Jumat, 09 April 2010

MENGKRITISI GELAR HAJI

Dalam tradisi Muslim di Indonesia, gelar haji dan hajjah pada nama seseorang, telah menjadi fakta sosiologis. Bukan berarti menggugat sesuatu kemapanan cultural, tetapi penggunaan gelar haji dan hajjah perlu dikritisi. Sebab, secara histories-teologis, tradisi ini tidak ditemui pada jaman Rasulullah maupun masa sahabat dan tabi’in. bahkan hingga saat ini, di belahan dunia Arab dan Timur Tengah umumnya, tidak lazim mencantumkan gelar haji ini pada nama seseorang.
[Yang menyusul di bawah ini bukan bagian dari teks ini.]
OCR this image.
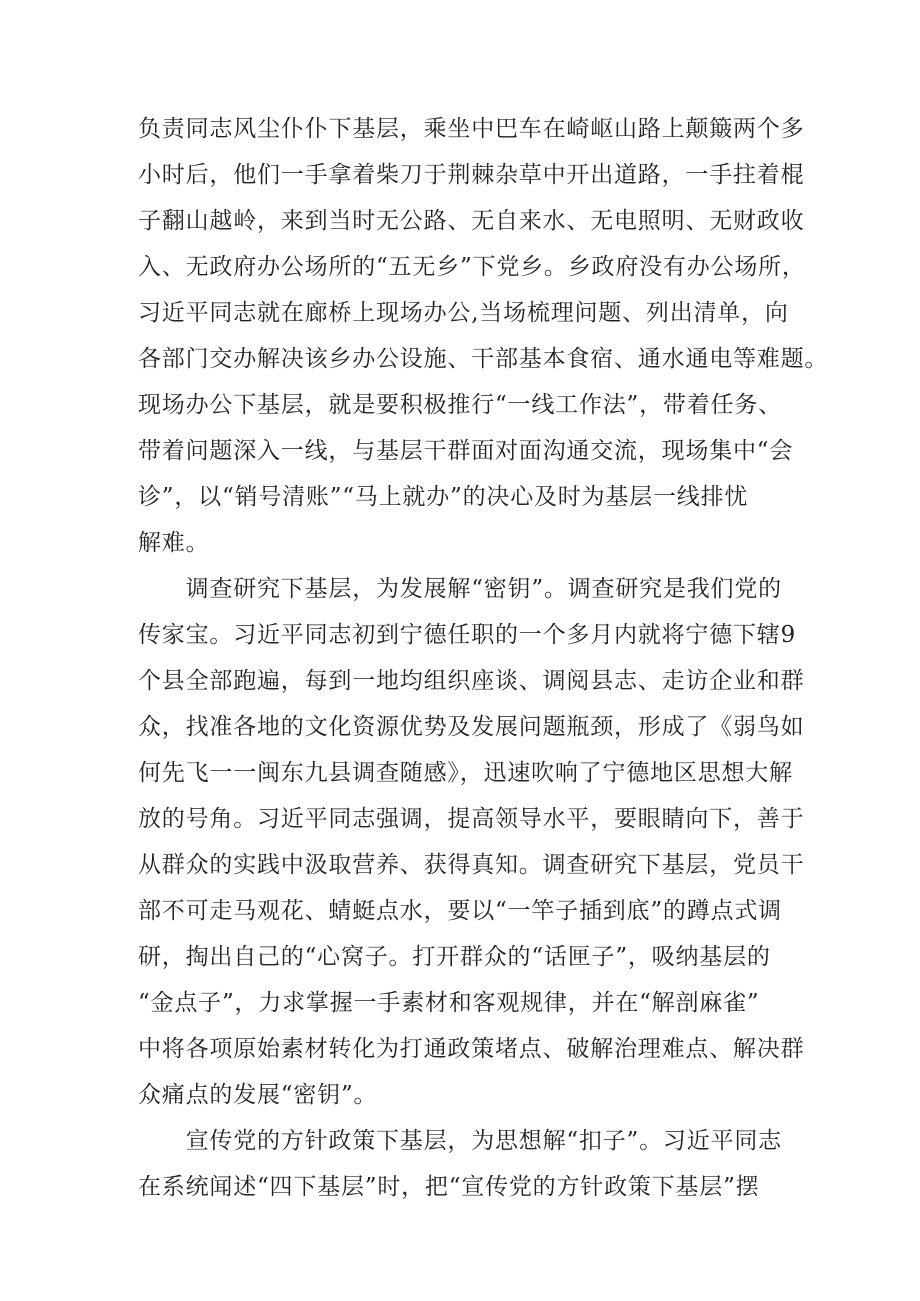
负责同志风尘仆仆下基层，乘坐中巴车在崎岖山路上颠簸两个多
小时后，他们一手拿着柴刀于荆棘杂草中开出道路，一手拄着棍
子翻山越岭，来到当时无公路、无自来水、无电照明、无财政收
入、无政府办公场所的“五无乡”下党乡。乡政府没有办公场所，
习近平同志就在廊桥上现场办公,当场梳理问题、列出清单，向
各部门交办解决该乡办公设施、干部基本食宿、通水通电等难题。
现场办公下基层，就是要积极推行“一线工作法”，带着任务、
带着问题深入一线，与基层干群面对面沟通交流，现场集中“会
诊”，以“销号清账”“马上就办”的决心及时为基层一线排忧
解难。
　　调查研究下基层，为发展解“密钥”。调查研究是我们党的
传家宝。习近平同志初到宁德任职的一个多月内就将宁德下辖9
个县全部跑遍，每到一地均组织座谈、调阅县志、走访企业和群
众，找准各地的文化资源优势及发展问题瓶颈，形成了《弱鸟如
何先飞一一闽东九县调查随感》，迅速吹响了宁德地区思想大解
放的号角。习近平同志强调，提高领导水平，要眼睛向下，善于
从群众的实践中汲取营养、获得真知。调查研究下基层，党员干
部不可走马观花、蜻蜓点水，要以“一竿子插到底”的蹲点式调
研，掏出自己的“心窝子。打开群众的“话匣子”，吸纳基层的
“金点子”，力求掌握一手素材和客观规律，并在“解剖麻雀”
中将各项原始素材转化为打通政策堵点、破解治理难点、解决群
众痛点的发展“密钥”。
　　宣传党的方针政策下基层，为思想解“扣子”。习近平同志
在系统闻述“四下基层”时，把“宣传党的方针政策下基层”摆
Hal ini menjadi penting dibahas, sebab secara factual, gelar haji sudah menuju ke arah riya, yang dapat mengurangi makna esensi haji sebagai ibadah ritual yang mengharuskan keikhlasan. Bahkan haji telah menjadi trade mark untuk menunjukkan strata spiritual dan moral bahkan social ekonomi seseorang. Haji menjadi komoditas sosial politik untuk meningkatkan strata seseorang. Sehingga banyak orang yang begitu bangga dengan gelar haji/hajjah dan merasa kecut dan kecewa bahkan marah jika gelar haji lupa disebut.



Konteks Historis

Di Timur tengah hingga saat ini sangat jelas tidak lazim penggunaan gelar haji. Realitas ini hanya terjadi di belahan wilayah Nusantara (Asia Tenggara), Indonesia, Malaysia, Brunei Darussalam, beberapa muslim minoritas di Negara-negara sekitar. Pada awal masuknya Islam di Wilayah Nusantara sendiri juga belum nampak penggunaan gelar haji. Sebagaimana ditunjukka pada nama-nama Walisongo yang meskipun kesemuanya sudah beribadah haji tapi tidak mencantumkan gelar pada namanya. Demikian pula era sesudahnya, yakni di masa kerajaan-kerajaan Islam Nusantara, seperti Bintoro Demak, Pajang, Mataram Islam, Banten, Cirebon, Banjar, Bima, Ternate, Tidore, Aceh, Samodera Pasai dan sebagainya. Para petinggi agama maupun bangsawan Muslim saat itu juga tidak mencantumkan gelar haji.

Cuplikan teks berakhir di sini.